Pero quizá esta realidad no sea tan intemporal como yo mismo deseaba creer. Estamos atenazados por la urgencia de sortear las barreras sociales y entrometernos en círculos más privilegiados que, hoy en día, cualquier camino hacia la abundancia inmediata adquiere una validez alucinógena, que embota los sentidos y convierte a los individuos en simple cazadores de luciérnagas. Si alguien dedicase su tiempo a explicarse razonablemente las consecuencias de esa forma de buscar la prosperidad, no emprendería tamaña maniobra o, al menos, lo haría con respetable prudencia. Eso es lo malo de no medir la ansiedad por conseguir demasiado en tan poco tiempo; si lo consigues prácticamente todos te envidiarán y te odiarán, pero si no consigues absolutamente todos te perderán el respeto.
Pero, por desgracia para los más codiciosos, los ingresos
están sumamente relacionados con el círculo donde se genera. Por eso hay
empresas que anuncian sus ganancias anuales en millones y dicen haber reducido
sus beneficios por debajo de lo esperado, del mismo modo hay personas que se
conforman con financiar sus gastos ordinarios. La calidad de los dividendos va
en función del círculo donde uno se mueve. Si alguien está acostumbrado a una
barrera de ingresos de mil euros, todo lo que sea moverse por ese límite le
parecerá bien; otros considerarán esa cantidad del todo insuficiente hasta para
levantarse de la cama. Así que la equivalencia de los ingresos nunca es
uniforme. Quien trabaja por un sueldo fijo maneja un valor determinado, el que
ingresa variables otro y así hasta un sinfín de escenarios posibles.

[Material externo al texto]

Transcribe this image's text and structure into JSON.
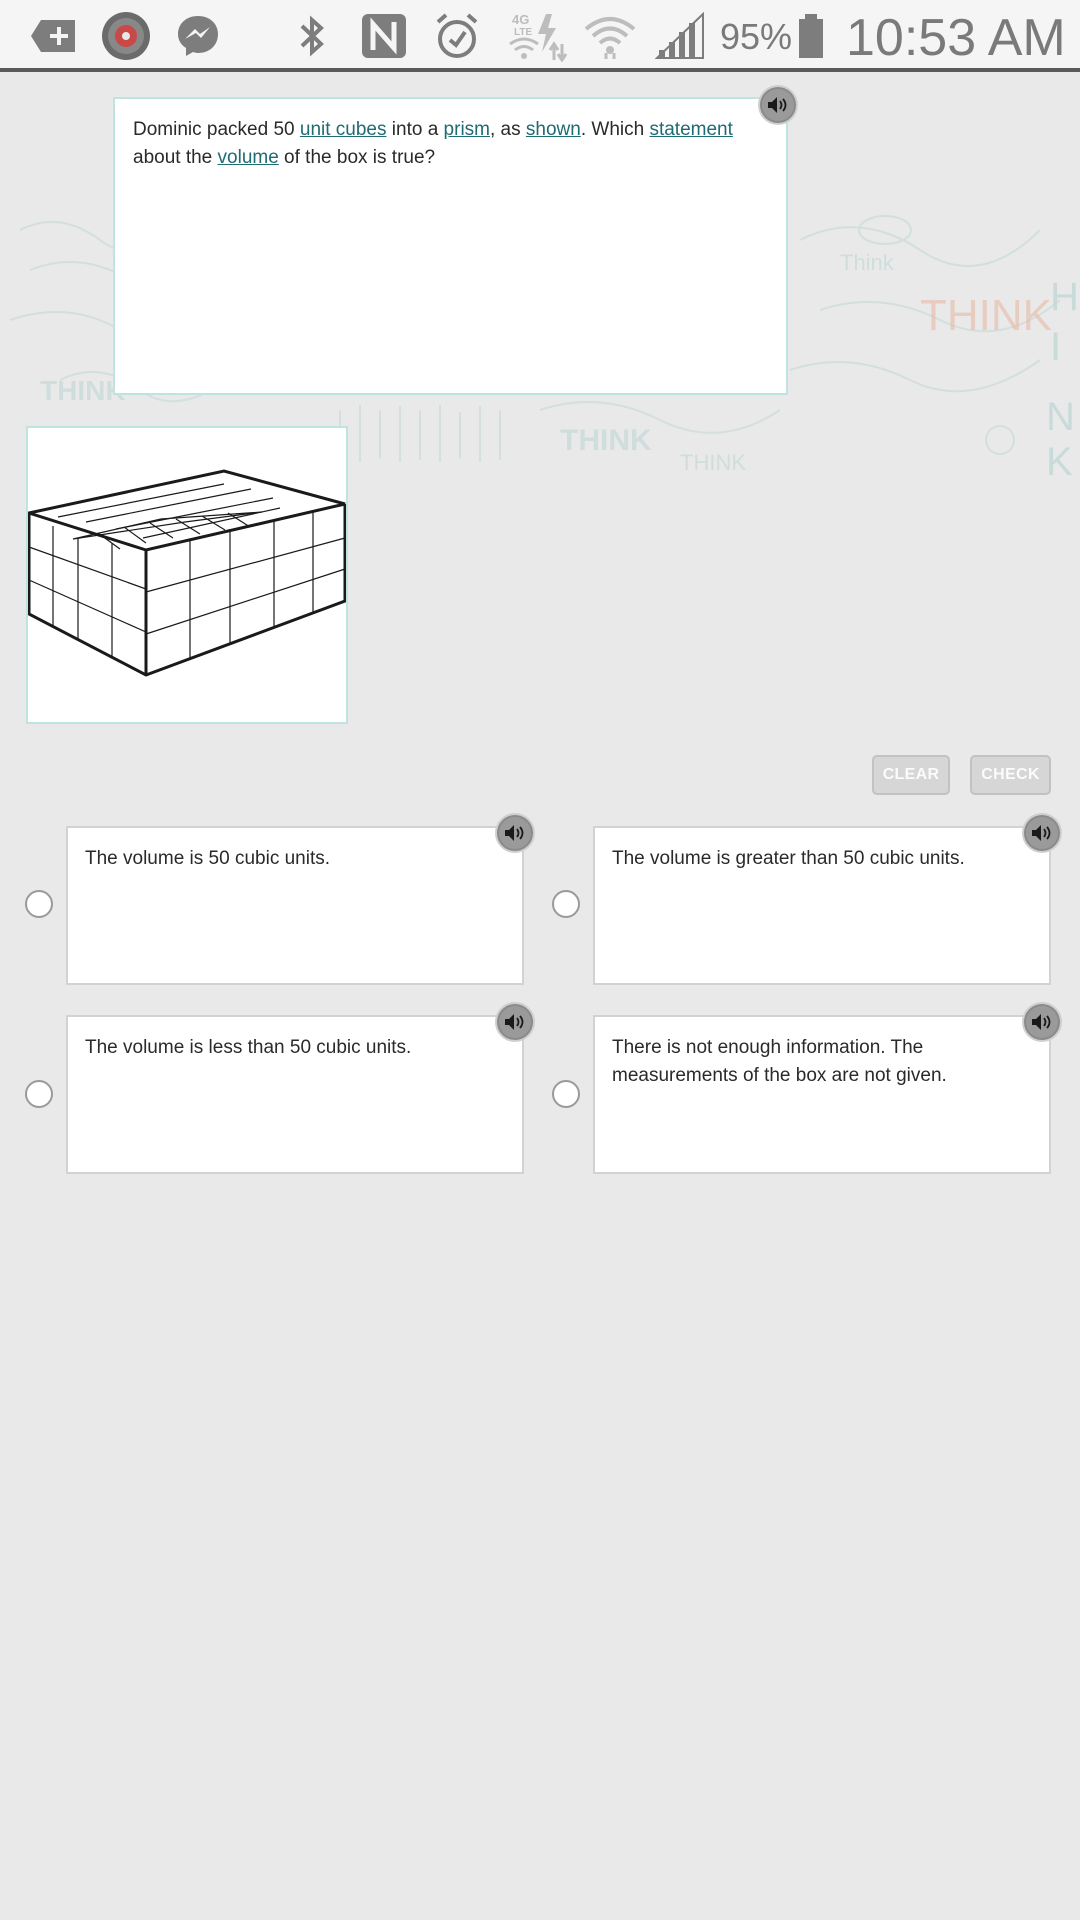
{
  "status_bar": {
    "battery_text": "95%",
    "time": "10:53 AM",
    "network_label_top": "4G",
    "network_label_bottom": "LTE"
  },
  "question": {
    "parts": [
      "Dominic packed 50 ",
      "unit cubes",
      " into a ",
      "prism",
      ", as ",
      "shown",
      ". Which ",
      "statement",
      " about the ",
      "volume",
      " of the box is true?"
    ]
  },
  "buttons": {
    "clear": "CLEAR",
    "check": "CHECK"
  },
  "choices": [
    {
      "text": "The volume is 50 cubic units."
    },
    {
      "text": "The volume is greater than 50 cubic units."
    },
    {
      "text": "The volume is less than 50 cubic units."
    },
    {
      "text": "There is not enough information. The measurements of the box are not given."
    }
  ],
  "doodle_text": [
    "THINK",
    "THINK",
    "THINK",
    "Think",
    "THINK"
  ],
  "icons": {
    "status": [
      "add-icon",
      "app-avatar-icon",
      "messenger-icon",
      "bluetooth-icon",
      "nfc-icon",
      "alarm-icon",
      "lte-icon",
      "wifi-icon",
      "signal-icon",
      "battery-icon"
    ],
    "audio": "speaker-icon"
  },
  "colors": {
    "link": "#1f6b73",
    "card_border": "#bfe4e0",
    "button_bg": "#d6d6d6",
    "doodle_accent": "#e8b9a5"
  }
}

Por otro lado, también es habitual encontrarse con
innumerables emprendedores que se arruinan planteando iniciativas por encima de
sus capacidades o escogiendo localizaciones donde las ofertas y las demandas
son inconciliables. “Voy a poner en
marcha algo con el que volverme rico muy rápido”, me dijo alguien una vez.

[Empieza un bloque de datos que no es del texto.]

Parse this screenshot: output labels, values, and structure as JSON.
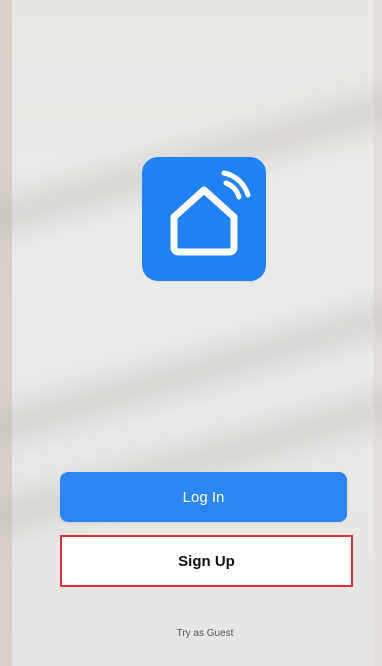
{
  "app": {
    "logo_icon": "smart-home-house-wifi-icon",
    "accent_color": "#1f83f5"
  },
  "actions": {
    "login_label": "Log In",
    "signup_label": "Sign Up",
    "guest_label": "Try as Guest"
  },
  "colors": {
    "login_button": "#2b86f3",
    "signup_highlight_border": "#d9323f"
  }
}
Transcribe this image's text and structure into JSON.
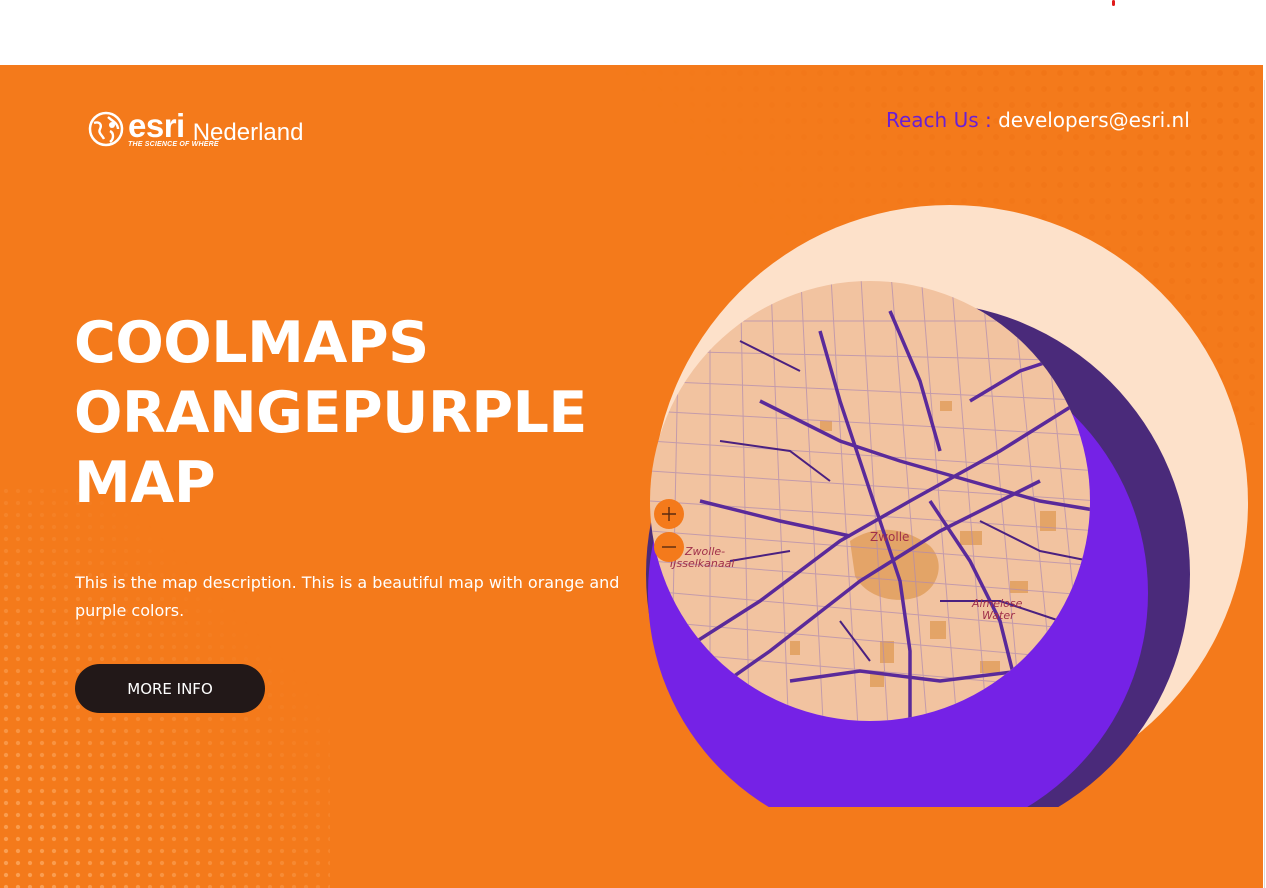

Me costó creerle, pero percibí tanta seriedad en su mirada que no evité
sonreírle su falsa pretensión. No existen las iniciativas milagrosas, ni los
negocios definitivos, ni personas inigualables. Aunque estoy de acuerdo con
Emilio Duró cuando dice que “hay
gente que pone un negocio y triunfa, y hay gente que ponga lo que ponga lo
hunde”, no puedo alentar a nadie a creer que tiene la idea perfecta
para volverse rico de una sentada. Ni propongo a nadie clavar los codos en las
mesas de juegos o apostar todos sus recursos en inversiones inverosímiles.
Desde siempre me he
convencido de que la forma de estimular una actividad es creyendo en ella, asumiendo
una compenetración invulnerable entre hombre y acción. Para mí esa es la forma
de conseguir grandes objetivos. Porque de lo contrario, la actividad se debilita
por su propia indefinición, por falta de compromiso para asumir los riesgos que
conlleva. Es impensable suponer que una persona apática hacia lo que hace vaya
a asumir un protagonismo mayor de lo meramente formal. Sin embargo, cuando existe
un vínculo y un compromiso con lo que se está haciendo, ya sea por su
viabilidad o porque sea razonable emprenderlo, todo es posible. Y si ese
compromiso se fundamenta en la realidad, en la razón, es improbable entregarse a una conjetura para volverse rico de un solo empujón. Eso no
existe.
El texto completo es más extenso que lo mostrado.